Shireland’s principal, Sir Mark Grundy, puts it like this;
‘We had the iPads in September 2012 and it took us till about January before teachers could even attempt to use them with their classes in the way were used to when the students had laptops’
Essentially, it’s about the management of learning – using the various parts of the school’s learning gateway for sharing work to and fro, teacher to student, student to student, encompassing differentiation, creation, collaboration, assessment, seeking advice and making suggestions. Sir Mark speaks of,
‘Fantastic pieces of work sitting on iPads, never seeing the light of day, when they need to be distributed, shared, marked and fed back.’ The point, which he and his colleagues make forcibly is that it’s not just a matter of whether this or that function is technically possible, given a bit of effort and the right apps, but whether it will work easily in the pressured working environment of a school’
He makes a comparison with the way instruments blend in an orchestra.
‘I think of the incredibly creative possibilities of individual musical instruments and how they need to be organised and co-ordinated in an orchestra. We found it difficult to orchestrate our iPads.’

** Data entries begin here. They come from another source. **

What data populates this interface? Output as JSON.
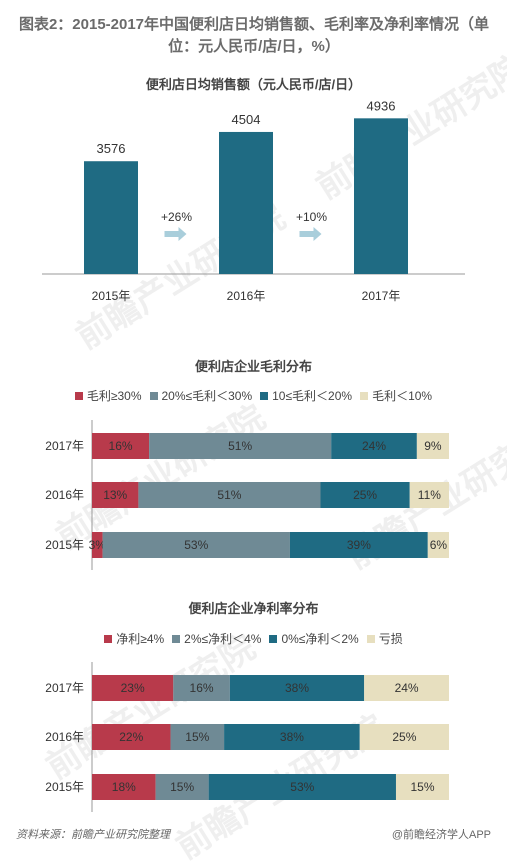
{
  "title": "图表2：2015-2017年中国便利店日均销售额、毛利率及净利率情况（单位：元人民币/店/日，%）",
  "watermark": "前瞻产业研究院",
  "footer": {
    "source": "资料来源：前瞻产业研究院整理",
    "credit": "@前瞻经济学人APP"
  },
  "colors": {
    "teal": "#1f6b83",
    "red": "#b83a4b",
    "gray": "#6f8a95",
    "beige": "#e7dfbf",
    "arrow": "#a9cedb"
  },
  "chart_data": [
    {
      "type": "bar",
      "title": "便利店日均销售额（元人民币/店/日）",
      "categories": [
        "2015年",
        "2016年",
        "2017年"
      ],
      "values": [
        3576,
        4504,
        4936
      ],
      "annotations": [
        "+26%",
        "+10%"
      ],
      "ylim": [
        0,
        5200
      ]
    },
    {
      "type": "bar",
      "orientation": "horizontal-stacked-100",
      "title": "便利店企业毛利分布",
      "legend_position": "top",
      "categories": [
        "2017年",
        "2016年",
        "2015年"
      ],
      "series": [
        {
          "name": "毛利≥30%",
          "values": [
            16,
            13,
            3
          ],
          "labels": [
            "16%",
            "13%",
            "3%"
          ],
          "color": "#b83a4b"
        },
        {
          "name": "20%≤毛利＜30%",
          "values": [
            51,
            51,
            53
          ],
          "labels": [
            "51%",
            "51%",
            "53%"
          ],
          "color": "#6f8a95"
        },
        {
          "name": "10≤毛利＜20%",
          "values": [
            24,
            25,
            39
          ],
          "labels": [
            "24%",
            "25%",
            "39%"
          ],
          "color": "#1f6b83"
        },
        {
          "name": "毛利＜10%",
          "values": [
            9,
            11,
            6
          ],
          "labels": [
            "9%",
            "11%",
            "6%"
          ],
          "color": "#e7dfbf"
        }
      ]
    },
    {
      "type": "bar",
      "orientation": "horizontal-stacked-100",
      "title": "便利店企业净利率分布",
      "legend_position": "top",
      "categories": [
        "2017年",
        "2016年",
        "2015年"
      ],
      "series": [
        {
          "name": "净利≥4%",
          "values": [
            23,
            22,
            18
          ],
          "labels": [
            "23%",
            "22%",
            "18%"
          ],
          "color": "#b83a4b"
        },
        {
          "name": "2%≤净利＜4%",
          "values": [
            16,
            15,
            15
          ],
          "labels": [
            "16%",
            "15%",
            "15%"
          ],
          "color": "#6f8a95"
        },
        {
          "name": "0%≤净利＜2%",
          "values": [
            38,
            38,
            53
          ],
          "labels": [
            "38%",
            "38%",
            "53%"
          ],
          "color": "#1f6b83"
        },
        {
          "name": "亏损",
          "values": [
            24,
            25,
            15
          ],
          "labels": [
            "24%",
            "25%",
            "15%"
          ],
          "color": "#e7dfbf"
        }
      ]
    }
  ]
}
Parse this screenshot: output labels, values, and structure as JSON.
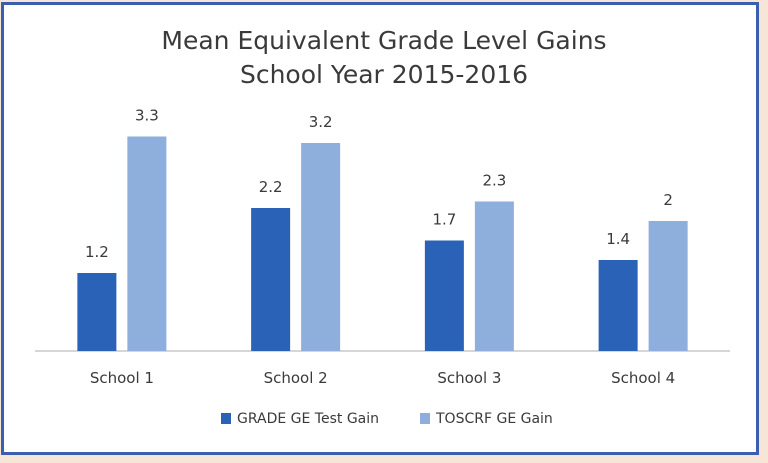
{
  "chart_data": {
    "type": "bar",
    "title": "Mean Equivalent  Grade Level Gains",
    "subtitle": "School  Year 2015-2016",
    "categories": [
      "School 1",
      "School 2",
      "School 3",
      "School 4"
    ],
    "series": [
      {
        "name": "GRADE GE Test Gain",
        "values": [
          1.2,
          2.2,
          1.7,
          1.4
        ],
        "labels": [
          "1.2",
          "2.2",
          "1.7",
          "1.4"
        ],
        "color": "#2a62b8"
      },
      {
        "name": "TOSCRF GE Gain",
        "values": [
          3.3,
          3.2,
          2.3,
          2
        ],
        "labels": [
          "3.3",
          "3.2",
          "2.3",
          "2"
        ],
        "color": "#8eaedc"
      }
    ],
    "xlabel": "",
    "ylabel": "",
    "ylim": [
      0,
      3.5
    ],
    "grid": false,
    "legend_position": "bottom",
    "colors": {
      "border": "#3b5fb0",
      "outer_background": "#f7e6d8",
      "axis": "#c8c8c8"
    }
  }
}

Since Shireland introduced their iPads, tablets have boomed and proliferated, and institutions – including many schools – which quickly bought iPads, have since discovered their limitations.
The better strategy, as Microsoft’s global head of education Anthony Salcito constantly emphasises, is to buy nothing without first paying attention to the learning you wish to support.
That said, it makes a whole lot of sense for any institution where the creation and sharing of content is a core activity to use portable devices which click satisfyingly, neatly and unobtrusively into the technological eco-system. And that, almost inevitably, means choosing among an increasingly broad range of Windows tablets, hybrids and netbooks. You can still have a ‘compact, mobile, schoolbag-friendly device’, but in this case it’s unlikely to disappoint. In fact it will probably do even more than you expect.
So, I asked Kirsty Tonks, is the Shireland team re-evaluating their mobile learning strategy?
‘We are constantly reviewing new devices,’ she says. But whichever we choose, they absolutely have to work with the systems that we have. We can’t be held to ransom by a device and the time and effort it takes to make it do simple day to day procedures, so that it disrupts our current successful practices and processes, moves us backwards, with a negative impact on standards. The device should add value, enhance and improve, but most importantly, dovetail into our existing frameworks.’